Surface-Enhanced Raman Spectroscopy (SERS), a technique that helps scientists detect tiny amounts of substances, is used for checking pollutants in our environment and the food we eat. However, using this method can be tricky because sometimes other substances can interfere. To overcome these challenges, scientists are working on better ways to prepare samples and analyse the data with a quick and easy way to find harmful pollutants called PFOSA in human urine, soil, and water using a fish scale-based substrate. This remarkable research titled, “Ag nanoparticle-embedded fish scales as SERS substrates for sensitive detection of forever chemical in real samples” by Professors from the Department of Chemistry, Dr J P Raja Pandiyan and Dr Anil K Suresh, along with their research scholars, Ms Jayasree K and Ms Arunima J, have opened up new avenues, demonstrating a significant advancement in the field of chemistry.
Abstract:
Surface-enhanced Raman spectroscopy (SERS) has emerged as one of the most promising analytical tools in recent years due to its advantageous features such as high sensitivity, specificity, ease of operation, and rapid analysis. These attributes make SERS particularly well-suited for environmental and food analysis. However, detecting target analytes in real samples using SERS faces several challenges, including matrix interference, low analyte concentrations, sample preparation complexity, and reproducibility issues. Additionally, the chemical complexity of pollutants and environmental factors can impact SERS measurements. Overcoming these hurdles demands optimised experimental conditions, refined sample preparation methods, and advanced data analysis techniques, often necessitating interdisciplinary collaborations for effective analysis.
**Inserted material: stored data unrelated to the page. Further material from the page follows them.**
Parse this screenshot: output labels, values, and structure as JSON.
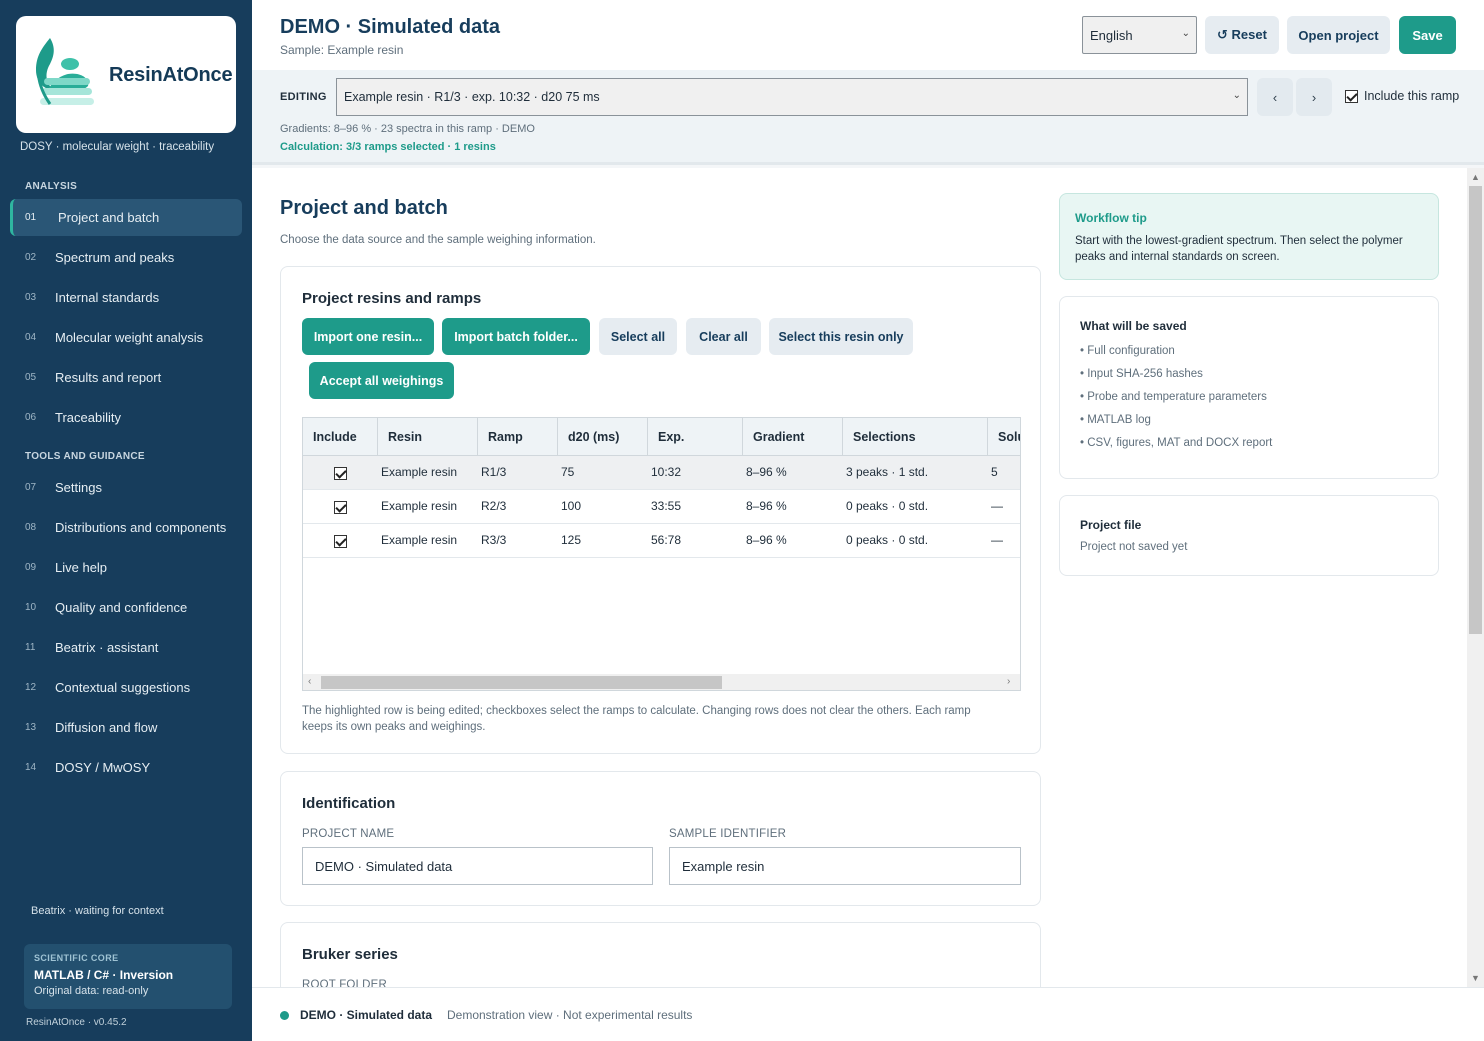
{
  "brand": {
    "name": "ResinAtOnce",
    "tagline": "DOSY · molecular weight · traceability",
    "accent": "#1e9b8a",
    "sidebar_bg": "#173d5c"
  },
  "sidebar": {
    "analysis_label": "ANALYSIS",
    "tools_label": "TOOLS AND GUIDANCE",
    "items": [
      {
        "num": "01",
        "label": "Project and batch",
        "active": true
      },
      {
        "num": "02",
        "label": "Spectrum and peaks"
      },
      {
        "num": "03",
        "label": "Internal standards"
      },
      {
        "num": "04",
        "label": "Molecular weight analysis"
      },
      {
        "num": "05",
        "label": "Results and report"
      },
      {
        "num": "06",
        "label": "Traceability"
      },
      {
        "num": "07",
        "label": "Settings"
      },
      {
        "num": "08",
        "label": "Distributions and components"
      },
      {
        "num": "09",
        "label": "Live help"
      },
      {
        "num": "10",
        "label": "Quality and confidence"
      },
      {
        "num": "11",
        "label": "Beatrix · assistant"
      },
      {
        "num": "12",
        "label": "Contextual suggestions"
      },
      {
        "num": "13",
        "label": "Diffusion and flow"
      },
      {
        "num": "14",
        "label": "DOSY / MwOSY"
      }
    ],
    "beatrix_status": "Beatrix · waiting for context",
    "core": {
      "title": "SCIENTIFIC CORE",
      "main": "MATLAB / C# · Inversion",
      "sub": "Original data: read-only"
    },
    "version": "ResinAtOnce · v0.45.2"
  },
  "header": {
    "title": "DEMO · Simulated data",
    "subtitle": "Sample: Example resin",
    "language": "English",
    "reset_label": "↺ Reset",
    "open_label": "Open project",
    "save_label": "Save"
  },
  "editbar": {
    "label": "EDITING",
    "selected_ramp": "Example resin · R1/3 · exp. 10:32 · d20 75 ms",
    "prev": "‹",
    "next": "›",
    "include_label": "Include this ramp",
    "include_checked": true,
    "gradients_info": "Gradients: 8–96 % · 23 spectra in this ramp · DEMO",
    "calc_info": "Calculation: 3/3 ramps selected · 1 resins"
  },
  "main": {
    "title": "Project and batch",
    "description": "Choose the data source and the sample weighing information.",
    "resins": {
      "title": "Project resins and ramps",
      "buttons": {
        "import_one": "Import one resin...",
        "import_batch": "Import batch folder...",
        "select_all": "Select all",
        "clear_all": "Clear all",
        "select_this": "Select this resin only",
        "accept_weighings": "Accept all weighings"
      },
      "columns": [
        "Include",
        "Resin",
        "Ramp",
        "d20 (ms)",
        "Exp.",
        "Gradient",
        "Selections",
        "Solu"
      ],
      "rows": [
        {
          "include": true,
          "resin": "Example resin",
          "ramp": "R1/3",
          "d20": "75",
          "exp": "10:32",
          "gradient": "8–96 %",
          "selections": "3 peaks · 1 std.",
          "solu": "5"
        },
        {
          "include": true,
          "resin": "Example resin",
          "ramp": "R2/3",
          "d20": "100",
          "exp": "33:55",
          "gradient": "8–96 %",
          "selections": "0 peaks · 0 std.",
          "solu": "—"
        },
        {
          "include": true,
          "resin": "Example resin",
          "ramp": "R3/3",
          "d20": "125",
          "exp": "56:78",
          "gradient": "8–96 %",
          "selections": "0 peaks · 0 std.",
          "solu": "—"
        }
      ],
      "note": "The highlighted row is being edited; checkboxes select the ramps to calculate. Changing rows does not clear the others. Each ramp keeps its own peaks and weighings."
    },
    "identification": {
      "title": "Identification",
      "project_name_label": "PROJECT NAME",
      "project_name_value": "DEMO · Simulated data",
      "sample_id_label": "SAMPLE IDENTIFIER",
      "sample_id_value": "Example resin"
    },
    "bruker": {
      "title": "Bruker series",
      "root_folder_label": "ROOT FOLDER"
    }
  },
  "aside": {
    "tip": {
      "title": "Workflow tip",
      "text": "Start with the lowest-gradient spectrum. Then select the polymer peaks and internal standards on screen."
    },
    "saved": {
      "title": "What will be saved",
      "items": [
        "• Full configuration",
        "• Input SHA-256 hashes",
        "• Probe and temperature parameters",
        "• MATLAB log",
        "• CSV, figures, MAT and DOCX report"
      ]
    },
    "project_file": {
      "title": "Project file",
      "status": "Project not saved yet"
    }
  },
  "footer": {
    "title": "DEMO · Simulated data",
    "note": "Demonstration view · Not experimental results"
  }
}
Therefore, our focus lies in the development of various methods for fabricating SERS substrates, pretreating analytes, and devising sample preparation strategies. These efforts aim to enable the detection of analytes like Perfluorooctane sulfonamide (PFOSA) – a toxic environmental pollutant within complex real samples, including human urine, lake water, and soil samples.
Practical / Social Implications:
SERS Community: Introducing a facile fabrication method for developing filter paper-based substrates, utilizing evaporation-induced self-assembly methods with the aid of 96-well plates. These substrates boast exceptional sensitivity and uniformity, exhibiting a relative standard deviation (RSD) of 8.2%. They offer easy fabrication and serve as effective SERS substrates for various applications.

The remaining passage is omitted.